AdvisorHub (October 9, 2023) - The Financial Industry Regulatory Authority has proposed a new rule barring non-lawyers who receive compensation from representing parties in its arbitration forum.

Finra, which has been studying the issue since 2014, sent its proposal on Thursday to the Securities and Exchange Commission, which must approve it prior to it taking effect. The proposal received support from the Public Investors Advocate Bar Association trade group representing plaintiff lawyers. 

“The rule is a long time coming, and a great step forward in protecting investors,” said PIABA president Hugh D. Berkson, whose organization issued a report in 2017 calling for the ban. “Investors, who have been victimized by unscrupulous financial advisors, should not face the prospect of being victimized again by unscrupulous [compensated non-attorneys].” 

Finra made a distinction between compensated and uncompensated non-lawyers representing investors. The industry’s self-regulatory organization said under the proposed rule, it would allow some who are training to be lawyers, specifically, “a student enrolled in a law school participating in a law school clinical program or its equivalent and practicing under the supervision of an attorney,” to represent investors in the forum. It would also allow anyone who wasn’t making money for representing them—friends and family members—to continue representing investors. 

Prior to making the proposal, Finra conducted a review in response to concerns raised by users of the arbitration and mediation forum, it said. 

Paid non-lawyers represent only 1% of investors using the forum, Finra said. They often have backgrounds “in the securities industry and primarily represent individuals in arbitration or mediation claims against broker-dealers and their associated persons,” Finra said. Even less frequently, Finra said, do they represent “associated persons in expungement claims brought against broker-dealers.”

Still, Finra’s review found “several recent allegations of improper conduct” by them—including an instance when California regulators found one had engaged in unauthorized practice of law, falsely promised to help customers recover past failed investments and violated state rules by charging advance fees. 

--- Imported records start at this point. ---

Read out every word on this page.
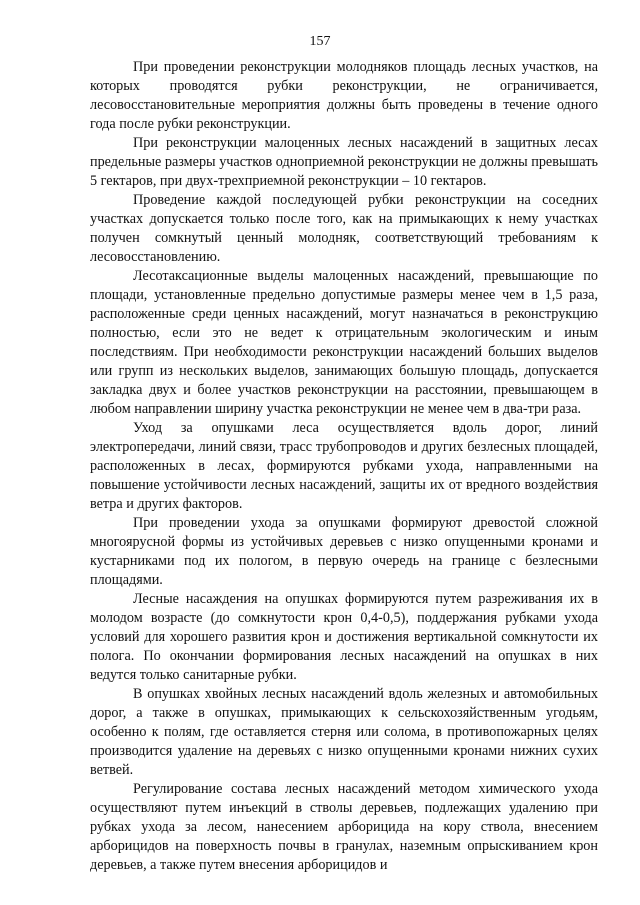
157

При проведении реконструкции молодняков площадь лесных участков, на которых проводятся рубки реконструкции, не ограничивается, лесовосстановительные мероприятия должны быть проведены в течение одного года после рубки реконструкции.

При реконструкции малоценных лесных насаждений в защитных лесах предельные размеры участков одноприемной реконструкции не должны превышать 5 гектаров, при двух-трехприемной реконструкции – 10 гектаров.

Проведение каждой последующей рубки реконструкции на соседних участках допускается только после того, как на примыкающих к нему участках получен сомкнутый ценный молодняк, соответствующий требованиям к лесовосстановлению.

Лесотаксационные выделы малоценных насаждений, превышающие по площади, установленные предельно допустимые размеры менее чем в 1,5 раза, расположенные среди ценных насаждений, могут назначаться в реконструкцию полностью, если это не ведет к отрицательным экологическим и иным последствиям. При необходимости реконструкции насаждений больших выделов или групп из нескольких выделов, занимающих большую площадь, допускается закладка двух и более участков реконструкции на расстоянии, превышающем в любом направлении ширину участка реконструкции не менее чем в два-три раза.

Уход за опушками леса осуществляется вдоль дорог, линий электропередачи, линий связи, трасс трубопроводов и других безлесных площадей, расположенных в лесах, формируются рубками ухода, направленными на повышение устойчивости лесных насаждений, защиты их от вредного воздействия ветра и других факторов.

При проведении ухода за опушками формируют древостой сложной многоярусной формы из устойчивых деревьев с низко опущенными кронами и кустарниками под их пологом, в первую очередь на границе с безлесными площадями.

Лесные насаждения на опушках формируются путем разреживания их в молодом возрасте (до сомкнутости крон 0,4-0,5), поддержания рубками ухода условий для хорошего развития крон и достижения вертикальной сомкнутости их полога. По окончании формирования лесных насаждений на опушках в них ведутся только санитарные рубки.

В опушках хвойных лесных насаждений вдоль железных и автомобильных дорог, а также в опушках, примыкающих к сельскохозяйственным угодьям, особенно к полям, где оставляется стерня или солома, в противопожарных целях производится удаление на деревьях с низко опущенными кронами нижних сухих ветвей.

Регулирование состава лесных насаждений методом химического ухода осуществляют путем инъекций в стволы деревьев, подлежащих удалению при рубках ухода за лесом, нанесением арборицида на кору ствола, внесением арборицидов на поверхность почвы в гранулах, наземным опрыскиванием крон деревьев, а также путем внесения арборицидов и
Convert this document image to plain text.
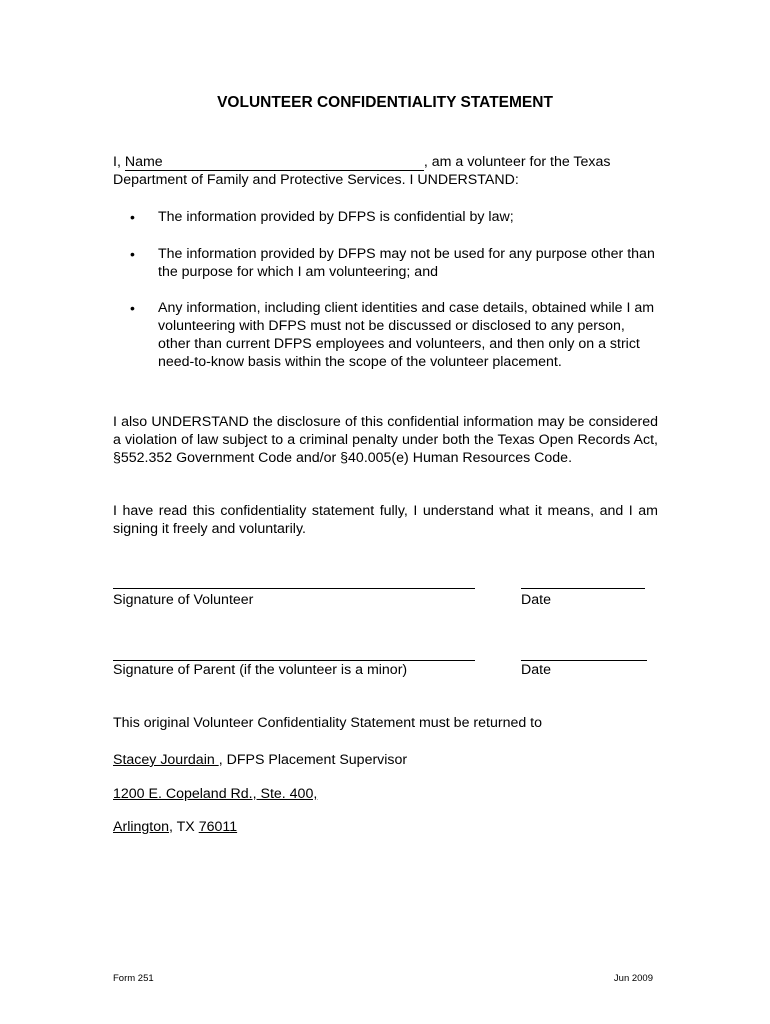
VOLUNTEER CONFIDENTIALITY STATEMENT
I, Name	, am a volunteer for the Texas
Department of Family and Protective Services. I UNDERSTAND:
•	The information provided by DFPS is confidential by law;
•	The information provided by DFPS may not be used for any purpose other than the purpose for which I am volunteering; and
•	Any information, including client identities and case details, obtained while I am volunteering with DFPS must not be discussed or disclosed to any person, other than current DFPS employees and volunteers, and then only on a strict need-to-know basis within the scope of the volunteer placement.
I also UNDERSTAND the disclosure of this confidential information may be considered a violation of law subject to a criminal penalty under both the Texas Open Records Act, §552.352 Government Code and/or §40.005(e) Human Resources Code.
I have read this confidentiality statement fully, I understand what it means, and I am signing it freely and voluntarily.
Signature of Volunteer	Date
Signature of Parent (if the volunteer is a minor)	Date
This original Volunteer Confidentiality Statement must be returned to
Stacey Jourdain , DFPS Placement Supervisor
1200 E. Copeland Rd., Ste. 400,
Arlington, TX 76011
Form 251	Jun 2009
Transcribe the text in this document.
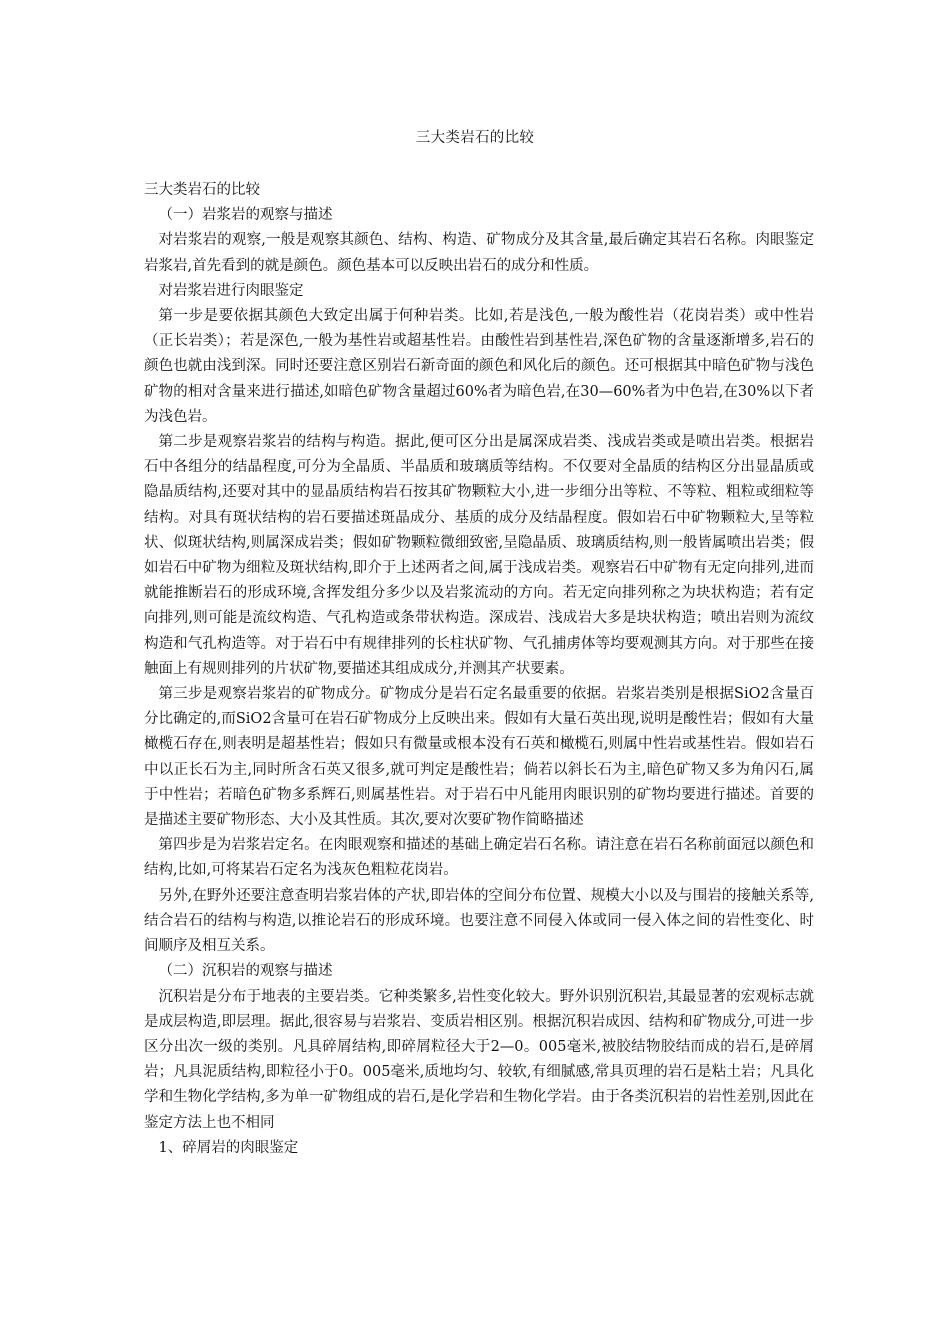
三大类岩石的比较

三大类岩石的比较

（一）岩浆岩的观察与描述

对岩浆岩的观察,一般是观察其颜色、结构、构造、矿物成分及其含量,最后确定其岩石名称。肉眼鉴定岩浆岩,首先看到的就是颜色。颜色基本可以反映出岩石的成分和性质。

对岩浆岩进行肉眼鉴定

第一步是要依据其颜色大致定出属于何种岩类。比如,若是浅色,一般为酸性岩（花岗岩类）或中性岩（正长岩类）；若是深色,一般为基性岩或超基性岩。由酸性岩到基性岩,深色矿物的含量逐渐增多,岩石的颜色也就由浅到深。同时还要注意区别岩石新奇面的颜色和风化后的颜色。还可根据其中暗色矿物与浅色矿物的相对含量来进行描述,如暗色矿物含量超过60%者为暗色岩,在30—60%者为中色岩,在30%以下者为浅色岩。

第二步是观察岩浆岩的结构与构造。据此,便可区分出是属深成岩类、浅成岩类或是喷出岩类。根据岩石中各组分的结晶程度,可分为全晶质、半晶质和玻璃质等结构。不仅要对全晶质的结构区分出显晶质或隐晶质结构,还要对其中的显晶质结构岩石按其矿物颗粒大小,进一步细分出等粒、不等粒、粗粒或细粒等结构。对具有斑状结构的岩石要描述斑晶成分、基质的成分及结晶程度。假如岩石中矿物颗粒大,呈等粒状、似斑状结构,则属深成岩类；假如矿物颗粒微细致密,呈隐晶质、玻璃质结构,则一般皆属喷出岩类；假如岩石中矿物为细粒及斑状结构,即介于上述两者之间,属于浅成岩类。观察岩石中矿物有无定向排列,进而就能推断岩石的形成环境,含挥发组分多少以及岩浆流动的方向。若无定向排列称之为块状构造；若有定向排列,则可能是流纹构造、气孔构造或条带状构造。深成岩、浅成岩大多是块状构造；喷出岩则为流纹构造和气孔构造等。对于岩石中有规律排列的长柱状矿物、气孔捕虏体等均要观测其方向。对于那些在接触面上有规则排列的片状矿物,要描述其组成成分,并测其产状要素。

第三步是观察岩浆岩的矿物成分。矿物成分是岩石定名最重要的依据。岩浆岩类别是根据SiO2含量百分比确定的,而SiO2含量可在岩石矿物成分上反映出来。假如有大量石英出现,说明是酸性岩；假如有大量橄榄石存在,则表明是超基性岩；假如只有微量或根本没有石英和橄榄石,则属中性岩或基性岩。假如岩石中以正长石为主,同时所含石英又很多,就可判定是酸性岩；倘若以斜长石为主,暗色矿物又多为角闪石,属于中性岩；若暗色矿物多系辉石,则属基性岩。对于岩石中凡能用肉眼识别的矿物均要进行描述。首要的是描述主要矿物形态、大小及其性质。其次,要对次要矿物作简略描述

第四步是为岩浆岩定名。在肉眼观察和描述的基础上确定岩石名称。请注意在岩石名称前面冠以颜色和结构,比如,可将某岩石定名为浅灰色粗粒花岗岩。

另外,在野外还要注意查明岩浆岩体的产状,即岩体的空间分布位置、规模大小以及与围岩的接触关系等,结合岩石的结构与构造,以推论岩石的形成环境。也要注意不同侵入体或同一侵入体之间的岩性变化、时间顺序及相互关系。

（二）沉积岩的观察与描述

沉积岩是分布于地表的主要岩类。它种类繁多,岩性变化较大。野外识别沉积岩,其最显著的宏观标志就是成层构造,即层理。据此,很容易与岩浆岩、变质岩相区别。根据沉积岩成因、结构和矿物成分,可进一步区分出次一级的类别。凡具碎屑结构,即碎屑粒径大于2—0。005毫米,被胶结物胶结而成的岩石,是碎屑岩；凡具泥质结构,即粒径小于0。005毫米,质地均匀、较软,有细腻感,常具页理的岩石是粘土岩；凡具化学和生物化学结构,多为单一矿物组成的岩石,是化学岩和生物化学岩。由于各类沉积岩的岩性差别,因此在鉴定方法上也不相同

1、碎屑岩的肉眼鉴定
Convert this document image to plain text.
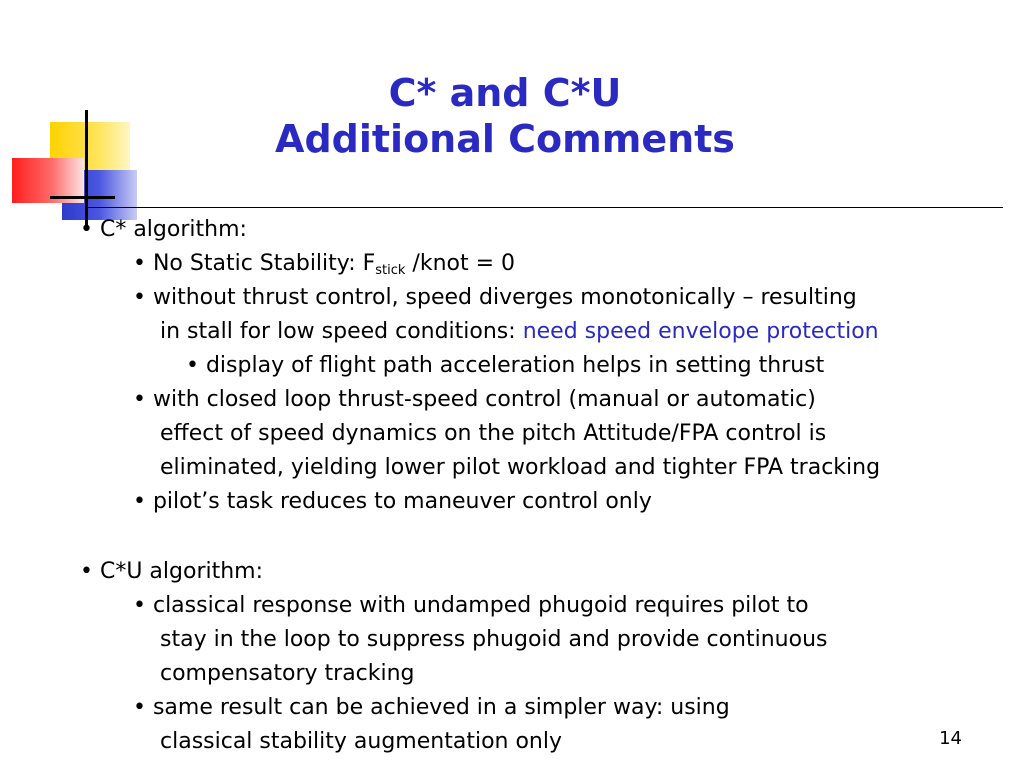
C* and C*U
Additional Comments
• C* algorithm:
• No Static Stability: $F_{stick}$ /knot = 0
• without thrust control, speed diverges monotonically – resulting
in stall for low speed conditions: need speed envelope protection
• display of flight path acceleration helps in setting thrust
• with closed loop thrust-speed control (manual or automatic)
effect of speed dynamics on the pitch Attitude/FPA control is
eliminated, yielding lower pilot workload and tighter FPA tracking
• pilot’s task reduces to maneuver control only
• C*U algorithm:
• classical response with undamped phugoid requires pilot to
stay in the loop to suppress phugoid and provide continuous
compensatory tracking
• same result can be achieved in a simpler way: using
classical stability augmentation only	14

Another compensated non-lawyer representing an investor in Finra’s dispute forum was criminally sentenced in New York for felony grand larceny after scheming to defraud and falsify business records about a matter before an arbitration panel, Finra said. Another one “misrepresented his identity in order to represent parties,” Finra said. 

Finra also heard from forum users that the compensated non-attorneys “cold call investors with aggressive sales tactics; pursue frivolous claims; misrepresent or willfully fail to disclose important facts relating to their background,” the regulator said. The compensated non-lawyers also “achieve worse outcomes or awards for their clients or settle cases for lower amounts than attorneys,” Finra said. Often, they “work in coordination with persons who are suspended or barred from the securities industry,” Finra said. 

Barring them will ensure “no party faces the risk of harm,” may benefit investors who would otherwise fall into their traps and lead to “a reduction in frivolous claims or arguments, thereby reducing the costs…to resolve disputes,” Finra said.